Wholesome, sweet and healthy, we bet you’ll love these as much as we do!
Roxy & Ben
– Ingredients –
2 medium bananas
150g quick cook oats
25g sunflower seeds
30g pumpkin seeds
30g walnuts roughly chopped
pinch of salt
180g smooth peanut butter
5 tbsp maple syrup
3 tbsp coconut oil
1 tbsp soya milk
– Method –
1. Preheat the oven to 180°C and line a 7” x 7” baking tin with parchment paper. Make sure you also line the sides of the baking tin. This will make it easier to remove the flapjack from the tin after it is baked.

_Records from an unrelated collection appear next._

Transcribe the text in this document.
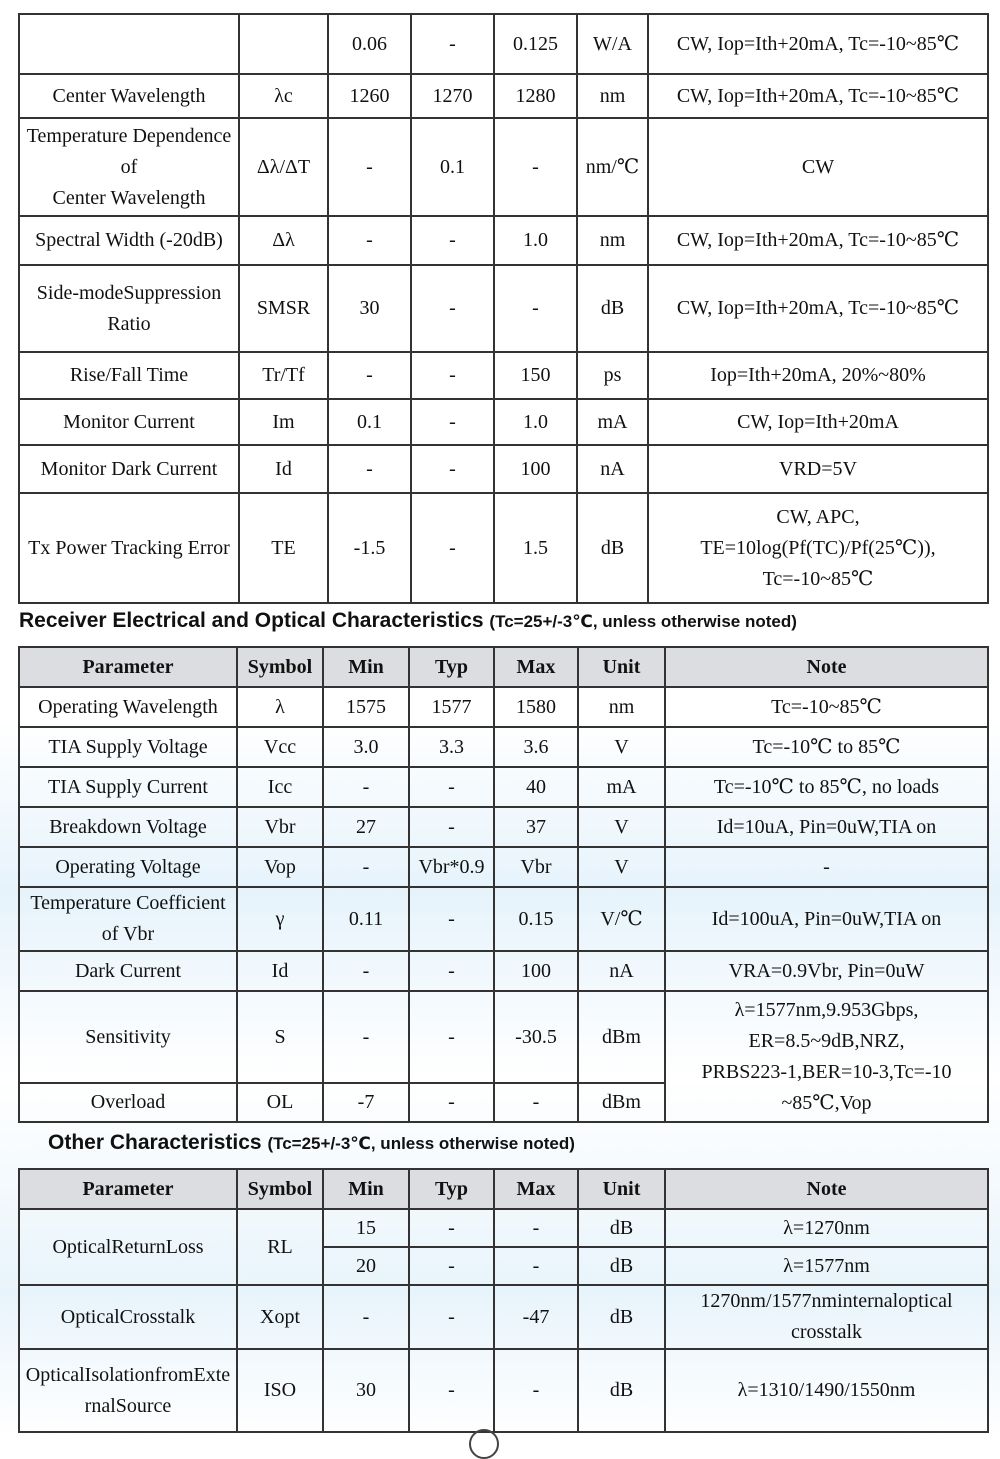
		0.06	-	0.125	W/A	CW, Iop=Ith+20mA, Tc=-10~85℃
Center Wavelength	λc	1260	1270	1280	nm	CW, Iop=Ith+20mA, Tc=-10~85℃
Temperature Dependence
of
Center Wavelength	Δλ/ΔT	-	0.1	-	nm/℃	CW
Spectral Width (-20dB)	Δλ	-	-	1.0	nm	CW, Iop=Ith+20mA, Tc=-10~85℃
Side-modeSuppression
Ratio	SMSR	30	-	-	dB	CW, Iop=Ith+20mA, Tc=-10~85℃
Rise/Fall Time	Tr/Tf	-	-	150	ps	Iop=Ith+20mA, 20%~80%
Monitor Current	Im	0.1	-	1.0	mA	CW, Iop=Ith+20mA
Monitor Dark Current	Id	-	-	100	nA	VRD=5V
Tx Power Tracking Error	TE	-1.5	-	1.5	dB	CW, APC,
TE=10log(Pf(TC)/Pf(25℃)),
Tc=-10~85℃
Receiver Electrical and Optical Characteristics (Tc=25+/-3℃, unless otherwise noted)
Parameter	Symbol	Min	Typ	Max	Unit	Note
Operating Wavelength	λ	1575	1577	1580	nm	Tc=-10~85℃
TIA Supply Voltage	Vcc	3.0	3.3	3.6	V	Tc=-10℃ to 85℃
TIA Supply Current	Icc	-	-	40	mA	Tc=-10℃ to 85℃, no loads
Breakdown Voltage	Vbr	27	-	37	V	Id=10uA, Pin=0uW,TIA on
Operating Voltage	Vop	-	Vbr*0.9	Vbr	V	-
Temperature Coefficient
of Vbr	γ	0.11	-	0.15	V/℃	Id=100uA, Pin=0uW,TIA on
Dark Current	Id	-	-	100	nA	VRA=0.9Vbr, Pin=0uW
Sensitivity	S	-	-	-30.5	dBm	λ=1577nm,9.953Gbps,
ER=8.5~9dB,NRZ,
PRBS223-1,BER=10-3,Tc=-10
~85℃,Vop
Overload	OL	-7	-	-	dBm	
Other Characteristics (Tc=25+/-3℃, unless otherwise noted)
Parameter	Symbol	Min	Typ	Max	Unit	Note
OpticalReturnLoss	RL	15	-	-	dB	λ=1270nm
		20	-	-	dB	λ=1577nm
OpticalCrosstalk	Xopt	-	-	-47	dB	1270nm/1577nminternaloptical
crosstalk
OpticalIsolationfromExte
rnalSource	ISO	30	-	-	dB	λ=1310/1490/1550nm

2. Peel the bananas, place them in a mixing bowl and mash them with a fork until they become runny. Add the oats, sunflower seeds, pumpkin seeds, raisins and walnuts to the mixing bowl.
3. Then transfer the peanut butter, maple syrup and coconut oil to a small pan on a low heat. Stir to combine and leave on the heat until melted.

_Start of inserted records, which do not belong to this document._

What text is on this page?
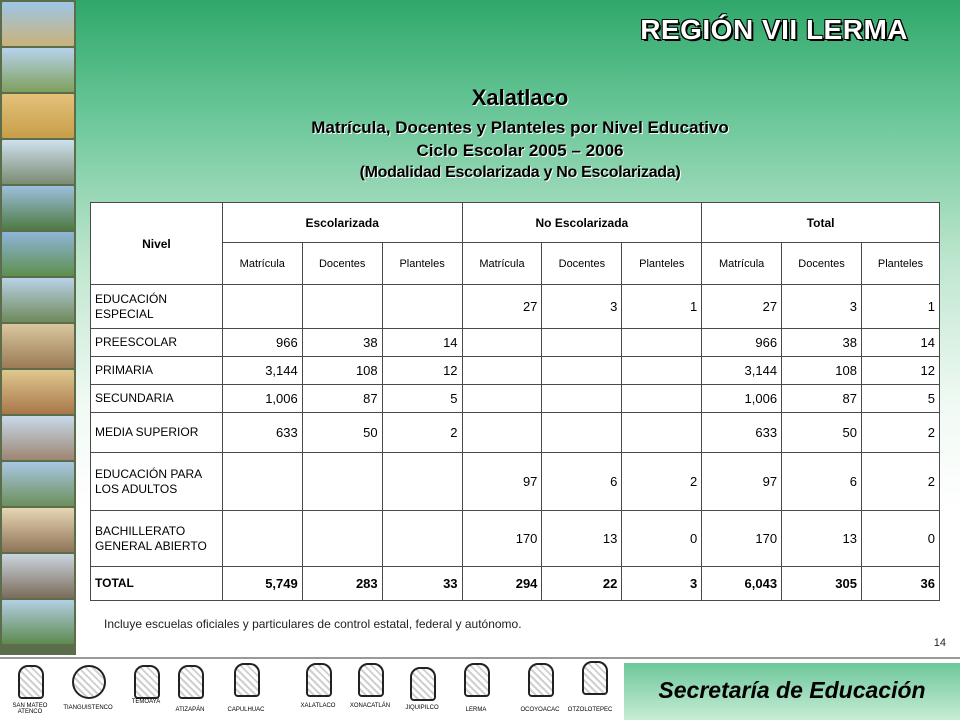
REGIÓN VII LERMA
Xalatlaco
Matrícula, Docentes y Planteles por Nivel Educativo
Ciclo Escolar 2005 – 2006
(Modalidad Escolarizada y No Escolarizada)
Nivel	Escolarizada			No Escolarizada			Total		
	Matrícula	Docentes	Planteles	Matrícula	Docentes	Planteles	Matrícula	Docentes	Planteles
EDUCACIÓN ESPECIAL				27	3	1	27	3	1
PREESCOLAR	966	38	14				966	38	14
PRIMARIA	3,144	108	12				3,144	108	12
SECUNDARIA	1,006	87	5				1,006	87	5
MEDIA SUPERIOR	633	50	2				633	50	2
EDUCACIÓN PARA LOS ADULTOS				97	6	2	97	6	2
BACHILLERATO GENERAL ABIERTO				170	13	0	170	13	0
TOTAL	5,749	283	33	294	22	3	6,043	305	36
Incluye escuelas oficiales y particulares de control estatal, federal y autónomo.
14
SAN MATEO ATENCO
TIANGUISTENCO
TEMOAYA
ATIZAPÁN	CAPULHUAC
XALATLACO	XONACATLÁN	JIQUIPILCO	LERMA	OCOYOACAC	OTZOLOTEPEC
Secretaría de Educación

4. Pour the peanut butter liquid into the mixing bowl and stir until the dry ingredients are fully coated with the wet ingredients.
5. Transfer the flapjack mix to the pre-lined baking tin and use a spatula to level the mixture.
6. Bake the flapjack in the preheated oven for 30 minutes.
7. Remove the flapjack from the oven and leave to cool in the tin for 5 minutes. This will set the flapjack so it doesn’t break when you move it.
8. Remove the flapjack from the tin and leave to cool for 10 minutes before cutting into 10 bars.